Apple’s Tired And Bloated iTunes May Be Broken Into Individual Apps In macOS
It seems as though Apple
is about to whip out its Ginsu knife and chop iTunes into a bunch of individual bits, right as its TV Plus application
heads to Mac systems. If the chatter is true, then macOS
will be gaining Music, Podcasts, and maybe even Books apps, alongside the new TV app, in place of the all-encompassing iTunes program.
At minimum, this is deserving of a golf clap from spectators. For those who actually use iTunes and have grown tired of it, this might be cause for breaking out in a happy dance.
I am now fairly confident based on evidence I don't wish to make public at this point that Apple is planning new (likely UIKit) Music, Podcasts, perhaps even Books, apps for macOS, to join the new TV app.

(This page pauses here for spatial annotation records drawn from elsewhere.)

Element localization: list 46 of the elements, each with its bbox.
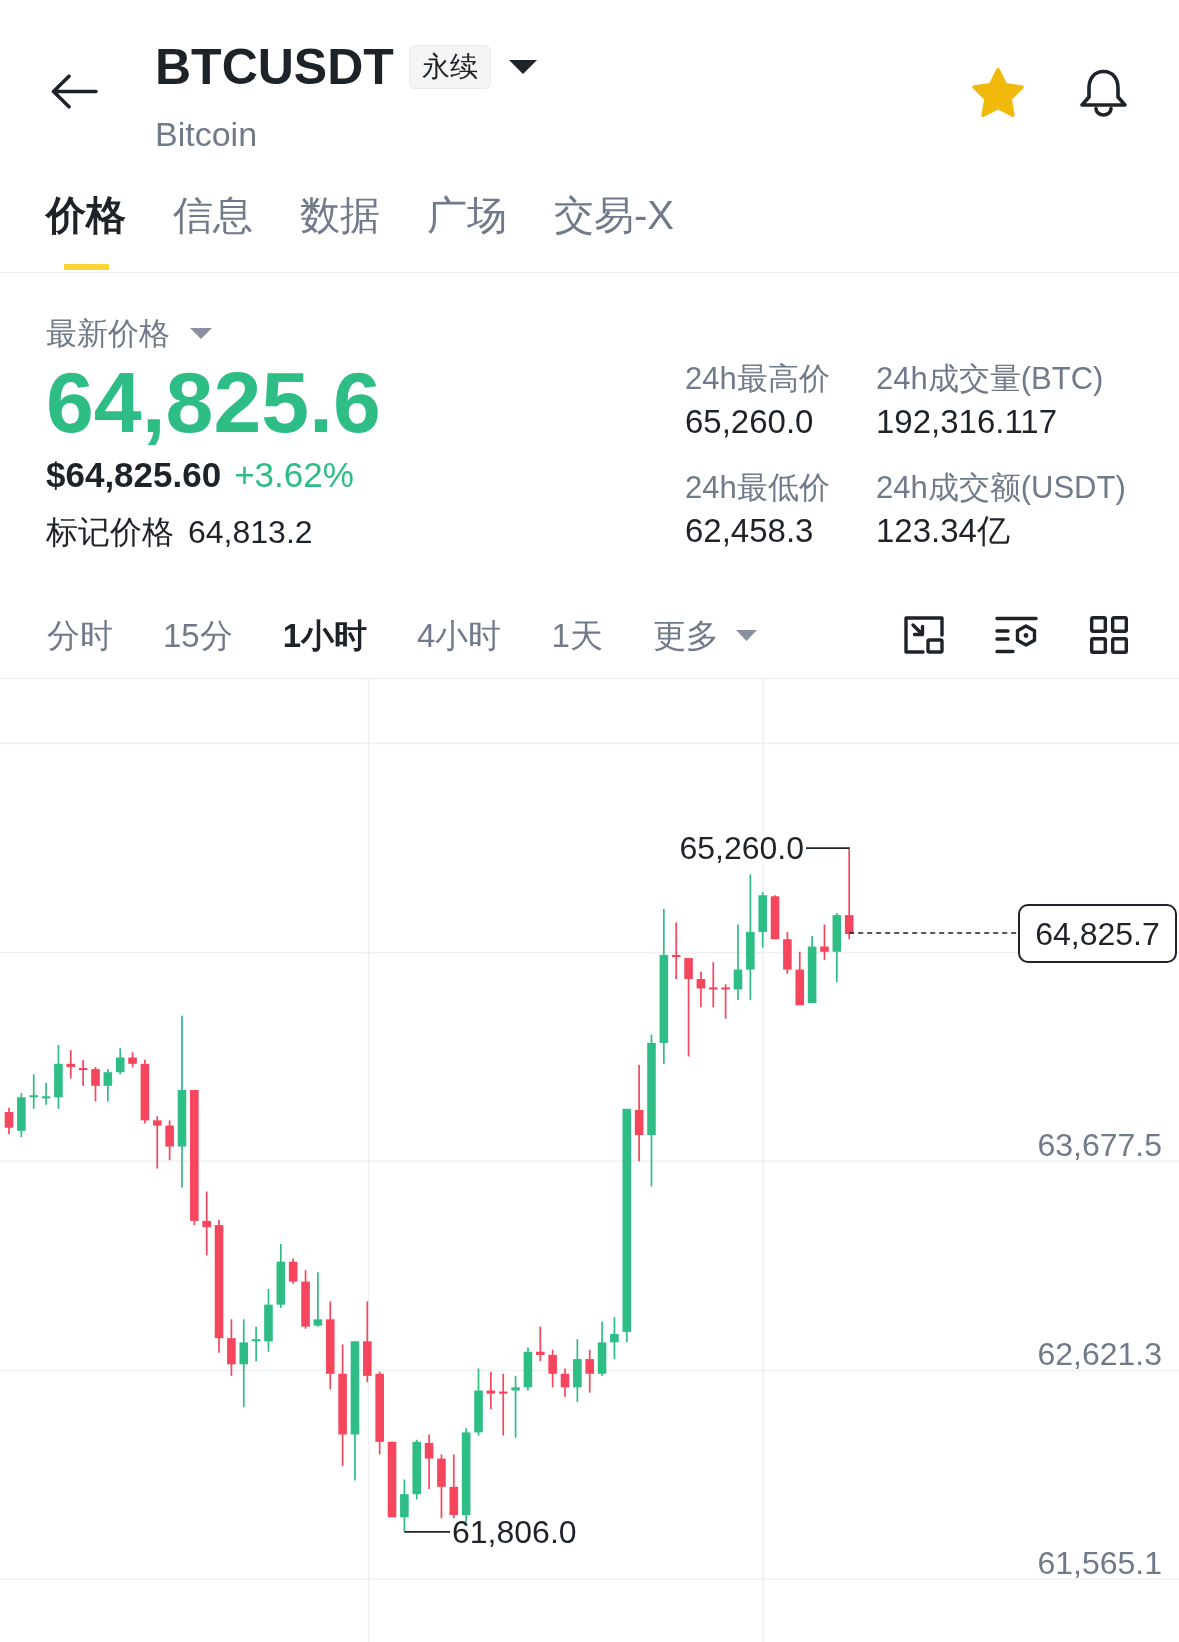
caret-icon[interactable] bbox=[508, 60, 537, 74]
interval-tab[interactable]: 1天 bbox=[551, 618, 603, 652]
tab[interactable]: 广场 bbox=[427, 185, 507, 272]
stat-label: 24h最高价 bbox=[685, 363, 830, 394]
bell-icon[interactable] bbox=[1079, 69, 1128, 117]
low-price-label: 61,806.0 bbox=[452, 1516, 577, 1548]
stat-label: 24h成交额(USDT) bbox=[876, 472, 1126, 503]
tab[interactable]: 价格 bbox=[46, 185, 126, 272]
caret-icon bbox=[735, 629, 757, 641]
interval-tab[interactable]: 15分 bbox=[163, 618, 233, 652]
interval-tab[interactable]: 分时 bbox=[47, 618, 113, 652]
grid-icon[interactable] bbox=[1090, 616, 1128, 654]
stat-value: 62,458.3 bbox=[685, 514, 814, 547]
stat-label: 24h最低价 bbox=[685, 472, 830, 503]
mark-price-label: 标记价格 bbox=[46, 516, 174, 548]
price-axis-label: 62,621.3 bbox=[1037, 1337, 1162, 1370]
price-change: +3.62% bbox=[234, 457, 354, 492]
stat-value: 192,316.117 bbox=[876, 405, 1058, 438]
price-axis-label: 61,565.1 bbox=[1037, 1547, 1162, 1580]
stat-value: 65,260.0 bbox=[685, 405, 814, 438]
price-type-dropdown[interactable]: 最新价格 bbox=[46, 318, 212, 349]
interval-tab[interactable]: 1小时 bbox=[282, 618, 368, 652]
stat-label: 24h成交量(BTC) bbox=[876, 363, 1104, 394]
interval-tab[interactable]: 4小时 bbox=[417, 618, 502, 652]
tab[interactable]: 数据 bbox=[300, 185, 380, 272]
back-icon[interactable] bbox=[51, 74, 98, 109]
stat-value: 123.34亿 bbox=[876, 514, 1010, 547]
last-price: 64,825.6 bbox=[46, 359, 381, 445]
contract-type-badge: 永续 bbox=[408, 45, 491, 89]
last-price-tag: 64,825.7 bbox=[1018, 904, 1177, 963]
leader-line bbox=[403, 1531, 451, 1533]
price-axis-label: 63,677.5 bbox=[1037, 1128, 1162, 1161]
selected-tab-indicator bbox=[63, 264, 109, 270]
mark-price-value: 64,813.2 bbox=[188, 516, 313, 548]
leader-line bbox=[805, 847, 850, 849]
tab[interactable]: 交易-X bbox=[554, 185, 674, 272]
usd-price: $64,825.60 bbox=[46, 457, 222, 492]
more-dropdown[interactable]: 更多 bbox=[652, 618, 757, 652]
symbol-title: BTCUSDT bbox=[155, 42, 394, 92]
frame-arrow-icon[interactable] bbox=[904, 616, 944, 654]
tab[interactable]: 信息 bbox=[173, 185, 253, 272]
caret-icon bbox=[190, 328, 212, 339]
star-icon[interactable] bbox=[972, 68, 1024, 117]
high-price-label: 65,260.0 bbox=[679, 832, 804, 864]
coin-name: Bitcoin bbox=[155, 117, 258, 151]
lines-hexagon-icon[interactable] bbox=[995, 616, 1038, 654]
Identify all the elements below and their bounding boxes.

I expect the four to be the next wave of Marzipan apps. Grain of salt, etc
— Steve Troughton-Smith (@stroughtonsmith) April 5, 2019
Developer Steve Troughton-Smith says he is "fairly confident" that Apple is going in this direction by way of Marzipan, one of Apple's more recent technologies for porting iPad apps over to Mac
systems with minimal fuss. However, he is not the only one who has heard this.
Guilherme Rambo at 9To5Mac says he's been able to independently confirm the rumor. In addition, his sources, who are "familiar with the development of the next major version of macOS (likely 10.15)," say that there will in fact be a major redesign of the Books app, ton top of standalone Music, Podcasts, and TV apps.
It's not clear if the Books app will be built using Marzipan like the others. However, the sources say it will feature a sidebar that is similar to the News app on the Mac, along with a skinnier title bar and various tabs for Library, Book Store, and the Audiobook Store.
This all begs the question of what is to become of iTunes, starting with the next release of macOS. Supposedly it will stick around, particularly since it's used to backup iPhone and iPad devices, as well as sync data. We have to wonder if it will look drastically different and/or eventually be phased out.